Use Data Observability to Reduce Risk in a Modernization Strategy
Data observability can reduce risk in your modernization strategy by providing end-to-end visibility into your data, processing, and pipelines. Get the insights you need to make informed decisions for every step of your modernization journey:
Data observability gives you the insight needed to put the right plan in place to get the maximum return on modernization initiatives. It enables you to:
- Declutter your data with visibility into unnecessary redundancies, unused (“cold”) data and other utilization patterns. This will result in a future state that consumes fewer resources, is easier to manage and easier to use. A simpler target state definition will make the rest of the planning and implementation easier too.
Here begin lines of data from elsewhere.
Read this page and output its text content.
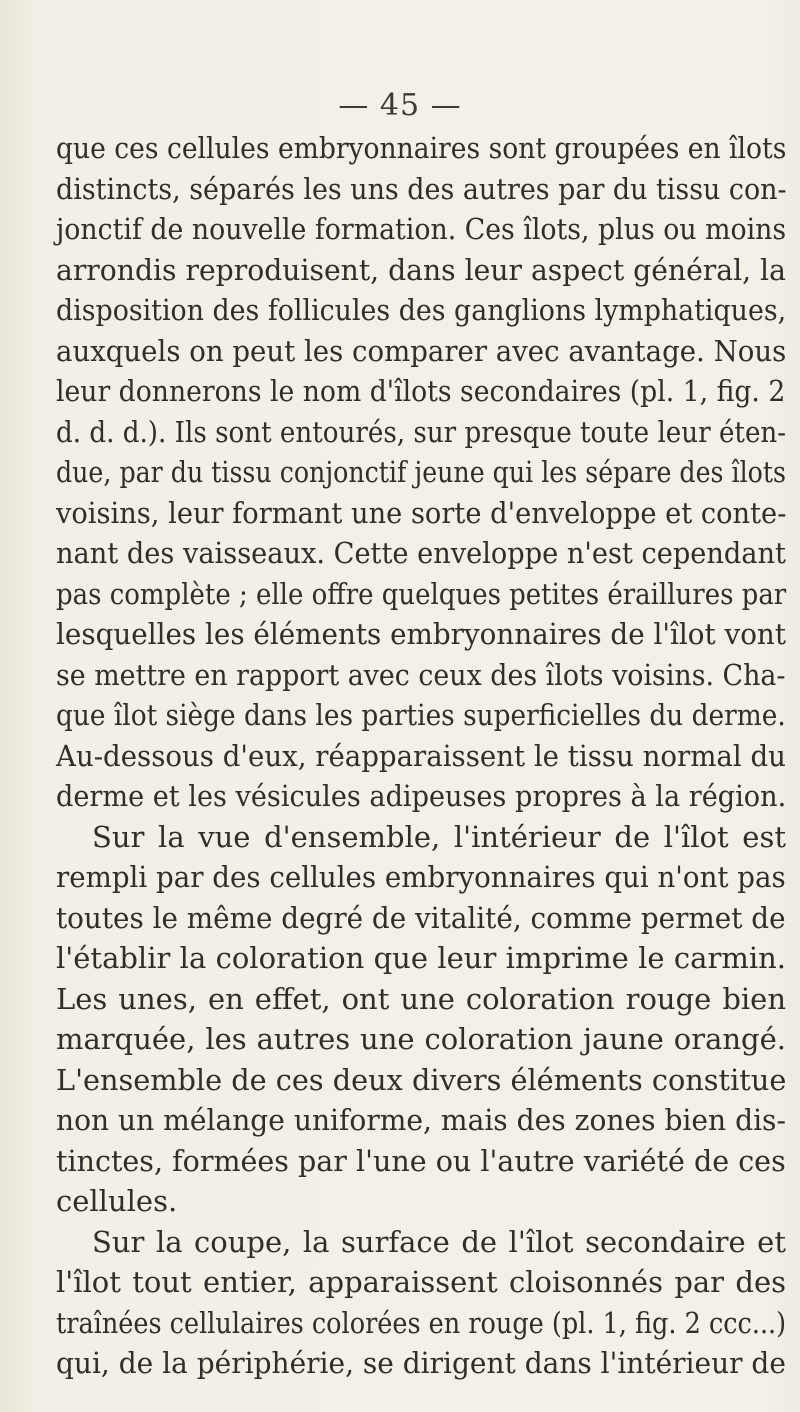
— 45 —
que ces cellules embryonnaires sont groupées en îlots
distincts, séparés les uns des autres par du tissu con-
jonctif de nouvelle formation. Ces îlots, plus ou moins
arrondis reproduisent, dans leur aspect général, la
disposition des follicules des ganglions lymphatiques,
auxquels on peut les comparer avec avantage. Nous
leur donnerons le nom d'îlots secondaires (pl. 1, fig. 2
d. d. d.). Ils sont entourés, sur presque toute leur éten-
due, par du tissu conjonctif jeune qui les sépare des îlots
voisins, leur formant une sorte d'enveloppe et conte-
nant des vaisseaux. Cette enveloppe n'est cependant
pas complète ; elle offre quelques petites éraillures par
lesquelles les éléments embryonnaires de l'îlot vont
se mettre en rapport avec ceux des îlots voisins. Cha-
que îlot siège dans les parties superficielles du derme.
Au-dessous d'eux, réapparaissent le tissu normal du
derme et les vésicules adipeuses propres à la région.
Sur la vue d'ensemble, l'intérieur de l'îlot est
rempli par des cellules embryonnaires qui n'ont pas
toutes le même degré de vitalité, comme permet de
l'établir la coloration que leur imprime le carmin.
Les unes, en effet, ont une coloration rouge bien
marquée, les autres une coloration jaune orangé.
L'ensemble de ces deux divers éléments constitue
non un mélange uniforme, mais des zones bien dis-
tinctes, formées par l'une ou l'autre variété de ces
cellules.
Sur la coupe, la surface de l'îlot secondaire et
l'îlot tout entier, apparaissent cloisonnés par des
traînées cellulaires colorées en rouge (pl. 1, fig. 2 ccc...)
qui, de la périphérie, se dirigent dans l'intérieur de
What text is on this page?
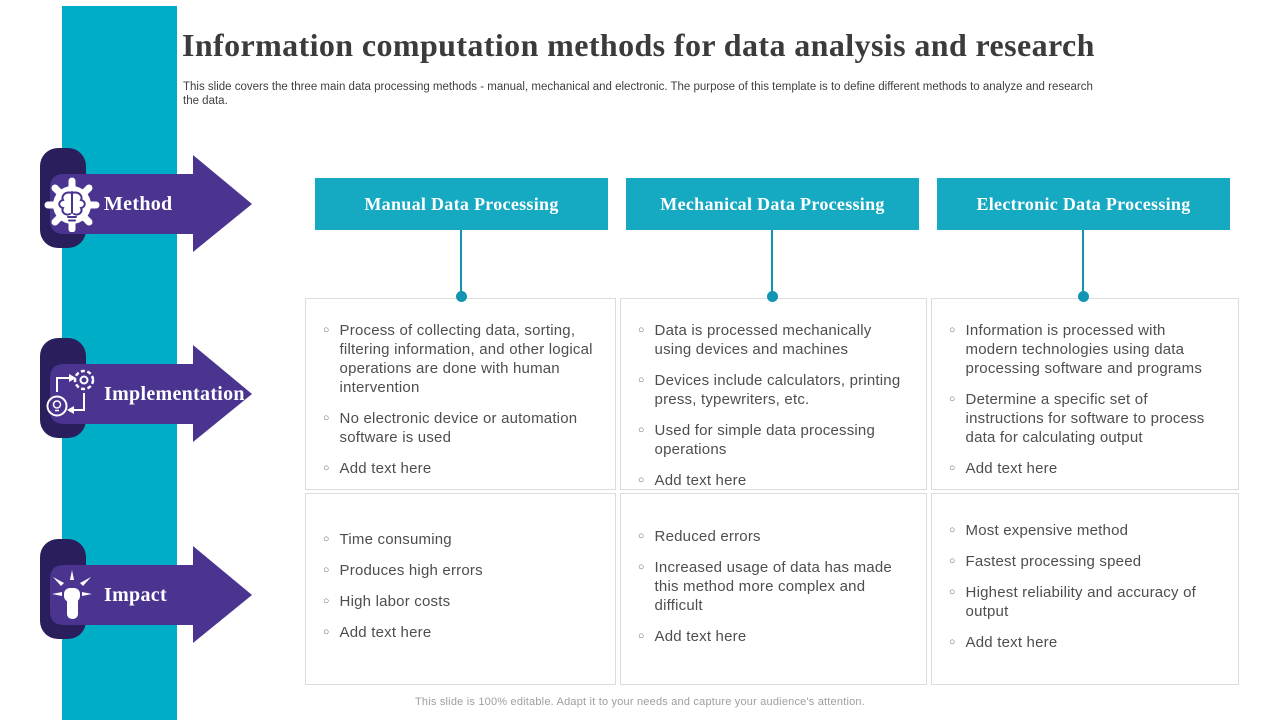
Information computation methods for data analysis and research

This slide covers the three main data processing methods - manual, mechanical and electronic. The purpose of this template is to define different methods to analyze and research the data.

Method
Implementation
Impact
Manual Data Processing	Mechanical Data Processing	Electronic Data Processing
○ Process of collecting data, sorting, filtering information, and other logical operations are done with human intervention
○ No electronic device or automation software is used
○ Add text here
○ Data is processed mechanically using devices and machines
○ Devices include calculators, printing press, typewriters, etc.
○ Used for simple data processing operations
○ Add text here
○ Information is processed with modern technologies using data processing software and programs
○ Determine a specific set of instructions for software to process data for calculating output
○ Add text here
○ Time consuming
○ Produces high errors
○ High labor costs
○ Add text here
○ Reduced errors
○ Increased usage of data has made this method more complex and difficult
○ Add text here
○ Most expensive method
○ Fastest processing speed
○ Highest reliability and accuracy of output
○ Add text here
This slide is 100% editable. Adapt it to your needs and capture your audience's attention.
- Benchmark the current state in terms of performance, cost and other factors to ensure the future state meets the business requirements at a lower cost
- Optimize the design by comparing the price and performance of one architecture vs. another and the corresponding migration costs of each. This also helps weigh the benefits of adding new technology against the downsides of tech sprawl. This enables you to right-size the short term investment of modernization for the longer term gain while minimizing tech sprawl.
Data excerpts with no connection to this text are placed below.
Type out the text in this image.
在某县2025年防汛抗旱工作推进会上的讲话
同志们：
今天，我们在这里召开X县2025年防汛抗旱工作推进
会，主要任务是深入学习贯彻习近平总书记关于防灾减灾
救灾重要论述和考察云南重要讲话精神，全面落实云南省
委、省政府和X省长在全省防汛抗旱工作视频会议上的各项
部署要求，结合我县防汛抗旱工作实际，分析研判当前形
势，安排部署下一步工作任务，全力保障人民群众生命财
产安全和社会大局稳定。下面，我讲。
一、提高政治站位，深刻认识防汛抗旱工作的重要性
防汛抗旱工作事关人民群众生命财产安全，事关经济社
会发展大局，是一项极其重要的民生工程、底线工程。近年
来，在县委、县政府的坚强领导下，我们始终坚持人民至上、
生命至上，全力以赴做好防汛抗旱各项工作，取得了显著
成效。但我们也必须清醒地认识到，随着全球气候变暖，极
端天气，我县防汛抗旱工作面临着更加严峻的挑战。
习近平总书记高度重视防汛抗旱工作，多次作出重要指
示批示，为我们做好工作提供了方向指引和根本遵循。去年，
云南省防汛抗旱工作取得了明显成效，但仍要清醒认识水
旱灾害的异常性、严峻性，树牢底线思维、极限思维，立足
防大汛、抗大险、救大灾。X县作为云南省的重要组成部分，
Beyond improving agility, lowering cost, and adding capabilities, modernization can provide an opportunity to improve data reliability, management and usability:
- Reconciling data movement is becoming a key component of modern data architectures. Data observability platforms provide a fast, comprehensive way to verify data in motion. The initial benefit is in reducing the time and risk of migrating data but the long term benefit is greater data reliability overall.
- Data catalogs that can make data management, governance and consumption much easier and modernization initiatives are a great time to implement one. It will also accelerate adoption of the future state providing a faster and greater return on investment.
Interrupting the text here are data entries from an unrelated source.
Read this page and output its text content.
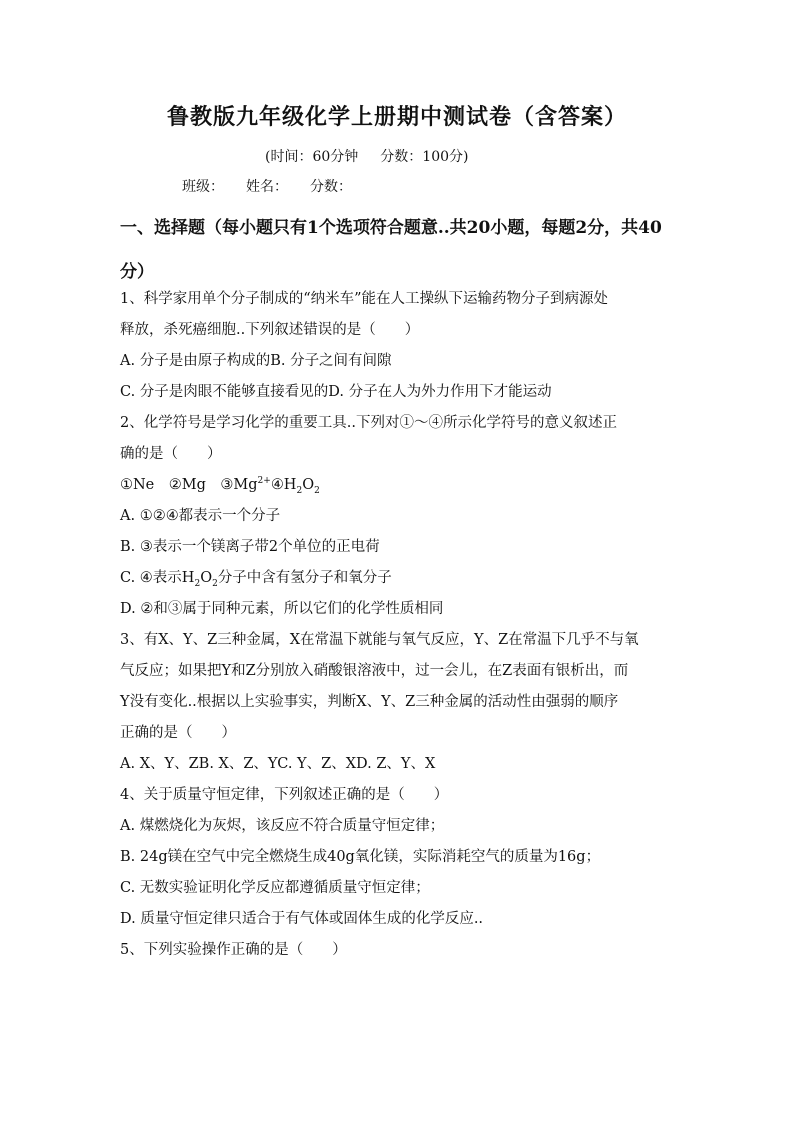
鲁教版九年级化学上册期中测试卷（含答案）
(时间：60分钟 分数：100分)
班级： 姓名： 分数：
一、选择题（每小题只有1个选项符合题意..共20小题，每题2分，共40分）
1、科学家用单个分子制成的“纳米车”能在人工操纵下运输药物分子到病源处
释放，杀死癌细胞..下列叙述错误的是（　　）
A. 分子是由原子构成的B. 分子之间有间隙
C. 分子是肉眼不能够直接看见的D. 分子在人为外力作用下才能运动
2、化学符号是学习化学的重要工具..下列对①～④所示化学符号的意义叙述正
确的是（　　）
①Ne　②Mg　$③Mg^{2+}④H_2O_2$
A. ①②④都表示一个分子
B. ③表示一个镁离子带2个单位的正电荷
C. ④表示$H_2O_2$分子中含有氢分子和氧分子
D. ②和③属于同种元素，所以它们的化学性质相同
3、有X、Y、Z三种金属，X在常温下就能与氧气反应，Y、Z在常温下几乎不与氧
气反应；如果把Y和Z分别放入硝酸银溶液中，过一会儿，在Z表面有银析出，而
Y没有变化..根据以上实验事实，判断X、Y、Z三种金属的活动性由强弱的顺序
正确的是（　　）
A. X、Y、ZB. X、Z、YC. Y、Z、XD. Z、Y、X
4、关于质量守恒定律，下列叙述正确的是（　　）
A. 煤燃烧化为灰烬，该反应不符合质量守恒定律；
B. 24g镁在空气中完全燃烧生成40g氧化镁，实际消耗空气的质量为16g；
C. 无数实验证明化学反应都遵循质量守恒定律；
D. 质量守恒定律只适合于有气体或固体生成的化学反应..
5、下列实验操作正确的是（　　）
“X”-as-a-Service means cost is not a one-time, fixed event but a meter that runs whenever it’s used. Cost efficiency can only be achieved by monitoring, analyzing and acting upon utilization. Data Observability technologies that provide the following capabilities often yield the highest return on investment:
- Turning off unused resources automatically
- Disposing of old or unused data
- Predicting and preventing data issues to avoid reprocessing data
- Stopping or alerting on runaway queries and jobs
- Trending analysis to flag rising cost or degrading performance
- Recommendations such as query, data or configuration optimizations
- Chargeback reports that align cost with business activity
While XaaS vendors do a great job of providing agility, they are not incentivized to provide efficiency. In fact, they profit from inefficiency. Data observability looks out for the consumer of XaaS.